Monday, November 23, 2015

Highlands Student Earns Perfect Score on ACT

Mark Baron and his mother, Elizabeth at the Highlands Soccer Senior Night. DWCPhoto.com
Highlands High School senior Mark Baron earned a perfect score of 36 on the October ACT test. Nationally, less than one-tenth of 1% of all students who take the ACT earn a score of 36.

All high school juniors are required to take the ACT as part of the annual state assessment. However, during his junior year, Baron took the ACT three times. After scoring a 33 on both his first and second attempts, Baron purchased and completed the online ACT Prep course offered through ACT, improving his score to a very impressive 35 on his third test.

Even though Baron states he “was satisfied with a 35” and doesn’t believe “there's much difference between a 35 and a 36 besides being on your game and it being your day,” he decided to take the test again last month to improve his writing score.


“We are so very proud of Mark’s performance,” stated Brian Robinson, Highlands High School principal. “A perfect score of 36 is a feat that very few students in the nation are able to accomplish. This is not only a tribute to his obvious intellectual talents but also illustrates to the entire school community the importance of being goal-centered and dedicated.”

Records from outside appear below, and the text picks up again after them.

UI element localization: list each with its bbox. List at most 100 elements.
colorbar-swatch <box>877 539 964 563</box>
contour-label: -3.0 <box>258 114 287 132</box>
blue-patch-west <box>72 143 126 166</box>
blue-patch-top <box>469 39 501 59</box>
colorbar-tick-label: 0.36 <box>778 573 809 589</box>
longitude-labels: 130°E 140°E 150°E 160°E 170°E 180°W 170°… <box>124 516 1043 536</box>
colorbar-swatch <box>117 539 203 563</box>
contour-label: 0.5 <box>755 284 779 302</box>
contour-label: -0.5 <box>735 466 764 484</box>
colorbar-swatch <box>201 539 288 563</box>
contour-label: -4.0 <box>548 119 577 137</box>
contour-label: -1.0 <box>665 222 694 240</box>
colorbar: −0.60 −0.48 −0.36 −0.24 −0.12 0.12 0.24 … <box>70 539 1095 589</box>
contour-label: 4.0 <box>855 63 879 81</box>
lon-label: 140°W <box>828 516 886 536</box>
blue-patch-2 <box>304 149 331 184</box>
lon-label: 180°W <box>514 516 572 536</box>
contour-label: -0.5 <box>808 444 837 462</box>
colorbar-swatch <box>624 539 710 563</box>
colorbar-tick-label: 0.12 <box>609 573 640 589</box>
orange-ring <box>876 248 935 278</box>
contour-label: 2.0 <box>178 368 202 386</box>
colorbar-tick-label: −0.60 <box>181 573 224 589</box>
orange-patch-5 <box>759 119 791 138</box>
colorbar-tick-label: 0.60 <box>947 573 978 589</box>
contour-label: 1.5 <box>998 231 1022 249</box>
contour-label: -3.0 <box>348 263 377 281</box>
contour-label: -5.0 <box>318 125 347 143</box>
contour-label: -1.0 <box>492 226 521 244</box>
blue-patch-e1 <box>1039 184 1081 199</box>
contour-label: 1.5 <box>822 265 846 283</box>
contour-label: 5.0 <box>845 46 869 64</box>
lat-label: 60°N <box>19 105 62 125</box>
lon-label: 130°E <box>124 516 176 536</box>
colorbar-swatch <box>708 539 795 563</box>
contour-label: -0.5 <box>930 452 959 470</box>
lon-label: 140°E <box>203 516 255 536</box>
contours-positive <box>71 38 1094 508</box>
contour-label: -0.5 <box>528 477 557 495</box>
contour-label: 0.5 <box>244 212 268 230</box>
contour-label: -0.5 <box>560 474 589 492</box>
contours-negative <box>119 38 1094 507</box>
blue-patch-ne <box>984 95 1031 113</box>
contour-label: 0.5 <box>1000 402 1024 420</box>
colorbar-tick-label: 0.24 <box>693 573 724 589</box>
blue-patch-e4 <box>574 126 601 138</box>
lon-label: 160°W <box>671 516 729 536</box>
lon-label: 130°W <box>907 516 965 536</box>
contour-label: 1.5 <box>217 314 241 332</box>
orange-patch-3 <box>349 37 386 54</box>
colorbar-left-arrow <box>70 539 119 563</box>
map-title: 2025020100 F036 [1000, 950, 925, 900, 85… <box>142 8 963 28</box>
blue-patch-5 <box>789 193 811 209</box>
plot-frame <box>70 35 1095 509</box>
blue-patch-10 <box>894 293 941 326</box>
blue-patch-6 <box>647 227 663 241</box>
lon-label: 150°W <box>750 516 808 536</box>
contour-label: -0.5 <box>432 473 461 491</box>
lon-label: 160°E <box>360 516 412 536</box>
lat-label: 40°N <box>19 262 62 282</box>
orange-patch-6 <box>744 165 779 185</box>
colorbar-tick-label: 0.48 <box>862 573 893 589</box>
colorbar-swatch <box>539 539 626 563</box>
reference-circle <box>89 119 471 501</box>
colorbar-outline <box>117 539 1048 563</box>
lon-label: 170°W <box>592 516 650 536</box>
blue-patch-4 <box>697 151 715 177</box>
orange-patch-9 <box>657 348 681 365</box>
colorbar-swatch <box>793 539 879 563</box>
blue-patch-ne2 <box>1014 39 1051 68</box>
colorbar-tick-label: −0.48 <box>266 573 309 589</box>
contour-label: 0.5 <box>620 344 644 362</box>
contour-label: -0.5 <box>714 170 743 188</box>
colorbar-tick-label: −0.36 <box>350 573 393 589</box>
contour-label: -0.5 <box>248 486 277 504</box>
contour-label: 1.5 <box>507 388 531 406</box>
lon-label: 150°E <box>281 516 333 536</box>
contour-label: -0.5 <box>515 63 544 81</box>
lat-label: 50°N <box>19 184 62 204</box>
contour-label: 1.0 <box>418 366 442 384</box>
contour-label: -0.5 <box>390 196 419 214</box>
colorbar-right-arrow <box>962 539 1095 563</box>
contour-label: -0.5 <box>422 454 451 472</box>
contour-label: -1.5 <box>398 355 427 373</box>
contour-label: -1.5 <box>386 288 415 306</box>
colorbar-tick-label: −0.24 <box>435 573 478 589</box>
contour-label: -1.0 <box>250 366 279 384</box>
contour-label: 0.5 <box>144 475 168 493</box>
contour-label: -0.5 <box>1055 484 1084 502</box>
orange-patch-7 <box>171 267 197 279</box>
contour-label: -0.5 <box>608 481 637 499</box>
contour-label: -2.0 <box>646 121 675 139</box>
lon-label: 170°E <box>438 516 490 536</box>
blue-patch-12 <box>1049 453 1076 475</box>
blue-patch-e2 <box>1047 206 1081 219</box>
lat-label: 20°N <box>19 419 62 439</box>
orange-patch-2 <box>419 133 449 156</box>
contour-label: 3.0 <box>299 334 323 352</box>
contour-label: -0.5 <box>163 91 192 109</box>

“Mark was in my Pre-AP English I class as a freshman,” said Laura Schnitzler, HHS guidance counselor. “Now that I am working with him as his school counselor, I am proud to see him achieve this tremendous accomplishment.”

As for his long-term plans, Baron stated that he is looking into the sciences for a major, most likely physics. Although he has not made a final college selection as yet, his current number one choice is Vanderbilt University.

The ACT contains five curriculum- and standards-based assessments: English, Mathematics, Reading, Science and an optional Writing Test. Accepted by all four-year colleges and universities in the United States, the assessment is used as a college admissions and placement test and measures the skills and knowledge needed for first-year college success.